Good Intent?


Recently, in southern B.C. First Nation of Tk’emlúps te Secwépemc announced that the remains of 215 children were found on the grounds of what used to be the site of Canada’s largest residential school. The school was closed in 1969 the year I attended first and second year university at the University of Manitoba. I just want to put this into context for me. I don’t think I am that old and this was not that long ago.

What I want to emphasize right now is that in Indian residential schools there were children taken from their homes to be “educated.”  Often this was against the will of the parents. We Canadians often think of ourselves as a kinder gentler version of our more powerful neighbours to the south. Many of us think that we took these children from their homes and into these schools to be educated.


Recently, the new Minister of Indigenous Affairs Alan Lagimodiere, who self-identifies as Métis,  got in big trouble, when he said, at his first press interview after being appointed, “The residential school system was designed to take Indigenous children and give them the skills and abilities they would need to fit into society as it moved forward…At the time, they really thought that they were doing the right thing.”  He was trying to say the designers of the system had good intentions.
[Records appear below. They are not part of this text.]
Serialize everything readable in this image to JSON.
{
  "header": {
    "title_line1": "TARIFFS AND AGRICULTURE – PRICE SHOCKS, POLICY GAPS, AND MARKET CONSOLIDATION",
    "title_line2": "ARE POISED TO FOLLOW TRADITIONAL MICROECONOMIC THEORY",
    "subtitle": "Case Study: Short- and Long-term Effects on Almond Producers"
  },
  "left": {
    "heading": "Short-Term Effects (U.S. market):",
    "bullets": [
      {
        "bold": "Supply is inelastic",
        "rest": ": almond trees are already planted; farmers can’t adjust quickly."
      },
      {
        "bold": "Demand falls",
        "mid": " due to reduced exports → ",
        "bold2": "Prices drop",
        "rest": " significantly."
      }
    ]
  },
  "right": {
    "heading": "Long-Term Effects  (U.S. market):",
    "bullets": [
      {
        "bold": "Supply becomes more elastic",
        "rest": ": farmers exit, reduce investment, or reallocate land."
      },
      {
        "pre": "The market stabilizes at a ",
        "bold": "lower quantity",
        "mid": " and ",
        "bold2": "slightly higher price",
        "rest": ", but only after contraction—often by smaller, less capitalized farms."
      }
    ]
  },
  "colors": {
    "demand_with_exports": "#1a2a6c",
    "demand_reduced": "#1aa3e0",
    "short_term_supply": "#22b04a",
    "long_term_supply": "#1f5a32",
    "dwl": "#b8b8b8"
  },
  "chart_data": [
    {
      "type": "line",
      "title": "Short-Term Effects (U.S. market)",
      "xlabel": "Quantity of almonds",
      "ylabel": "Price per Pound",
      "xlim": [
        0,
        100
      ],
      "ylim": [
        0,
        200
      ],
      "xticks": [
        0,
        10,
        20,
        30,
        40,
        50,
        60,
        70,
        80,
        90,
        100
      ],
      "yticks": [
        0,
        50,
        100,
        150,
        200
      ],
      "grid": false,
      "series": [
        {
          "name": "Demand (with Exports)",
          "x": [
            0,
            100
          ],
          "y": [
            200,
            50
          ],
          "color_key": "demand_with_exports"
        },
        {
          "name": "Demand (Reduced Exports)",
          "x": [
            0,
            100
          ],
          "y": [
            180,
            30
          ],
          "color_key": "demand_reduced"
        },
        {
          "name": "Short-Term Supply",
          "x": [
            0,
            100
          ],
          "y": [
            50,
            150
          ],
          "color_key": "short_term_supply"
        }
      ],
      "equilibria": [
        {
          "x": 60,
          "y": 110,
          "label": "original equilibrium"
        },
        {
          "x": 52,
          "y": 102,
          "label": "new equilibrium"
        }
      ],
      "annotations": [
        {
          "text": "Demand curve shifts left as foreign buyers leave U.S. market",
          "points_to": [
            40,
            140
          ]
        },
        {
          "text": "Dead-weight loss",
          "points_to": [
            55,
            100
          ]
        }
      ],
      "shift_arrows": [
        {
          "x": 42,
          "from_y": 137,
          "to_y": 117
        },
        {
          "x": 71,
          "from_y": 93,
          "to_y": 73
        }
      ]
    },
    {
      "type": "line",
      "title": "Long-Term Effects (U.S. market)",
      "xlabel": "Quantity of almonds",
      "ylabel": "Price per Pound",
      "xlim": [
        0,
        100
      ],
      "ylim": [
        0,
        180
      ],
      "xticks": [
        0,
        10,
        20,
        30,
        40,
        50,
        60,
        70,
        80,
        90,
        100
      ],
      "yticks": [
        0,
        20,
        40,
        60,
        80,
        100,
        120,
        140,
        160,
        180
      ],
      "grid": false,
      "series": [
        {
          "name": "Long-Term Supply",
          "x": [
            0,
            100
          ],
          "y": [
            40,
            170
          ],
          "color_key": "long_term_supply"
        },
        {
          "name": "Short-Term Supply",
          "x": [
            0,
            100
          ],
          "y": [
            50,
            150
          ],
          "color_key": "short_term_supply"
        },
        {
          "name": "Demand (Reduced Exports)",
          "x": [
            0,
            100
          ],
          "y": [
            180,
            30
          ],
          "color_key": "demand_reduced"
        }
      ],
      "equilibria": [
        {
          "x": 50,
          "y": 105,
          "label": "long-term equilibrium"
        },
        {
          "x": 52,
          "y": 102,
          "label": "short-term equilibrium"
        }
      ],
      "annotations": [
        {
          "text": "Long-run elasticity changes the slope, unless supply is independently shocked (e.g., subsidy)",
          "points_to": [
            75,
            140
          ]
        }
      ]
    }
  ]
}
That caused the leader of the opposition Wab Kinew to take exception on behalf indigenous people and immediately brought numerous calls for him to resign.

The problem with that statement was that it just was not true. Many Canadians think that was the intent, but the evidence that has come out ever since the report of the Truth and Reconciliation Commission in 2015 does not support that convenient assumption. Although many white people think children were brought to Indian residential schools to get educated, bu now, by now many people know that was a myth. It was a comfortable myth. Actually, we wanted them to become like us because we believed we were better than them. So, we thought. Assimilation we called it. it would be good for them. As the Truth and Reconciliation report explained, “Into the 1950s and 1960s the prime mission of residential schools was the cultural transformation of Aboriginal children.” Their main goal was not to educate children and give them the skills they needed to succeed in Canadian society. Their main goal was to turn the indigenous children into white children, or reasonable facsimiles. As J.E. Andrews who was the principal of the Presbyterian residential school in Kenora said, in 1953, about the time I was entering Kindergarten or Grade one, “we must face realistically the fact that the only hope for the Canadian Indian is eventual assimilation into the white race.”

Children shouldn’t often die in schools should they? When we now learn that this school had 215 bodies  buried outside it in unmarked graves. I admit I am presuming most of them were children. We don’t really know that yet. So far at least 2 other schools have made similar discoveries. Other communities of indigenous people are investigating. What possible explanation is consistent with a good intent? We wanted them to become civilized—like us.

We have to ask ourselves, who was civilized here? And who was not? When I think that we did it all to make indigenous people more like us, all I can say, is thank goodness we failed to do that.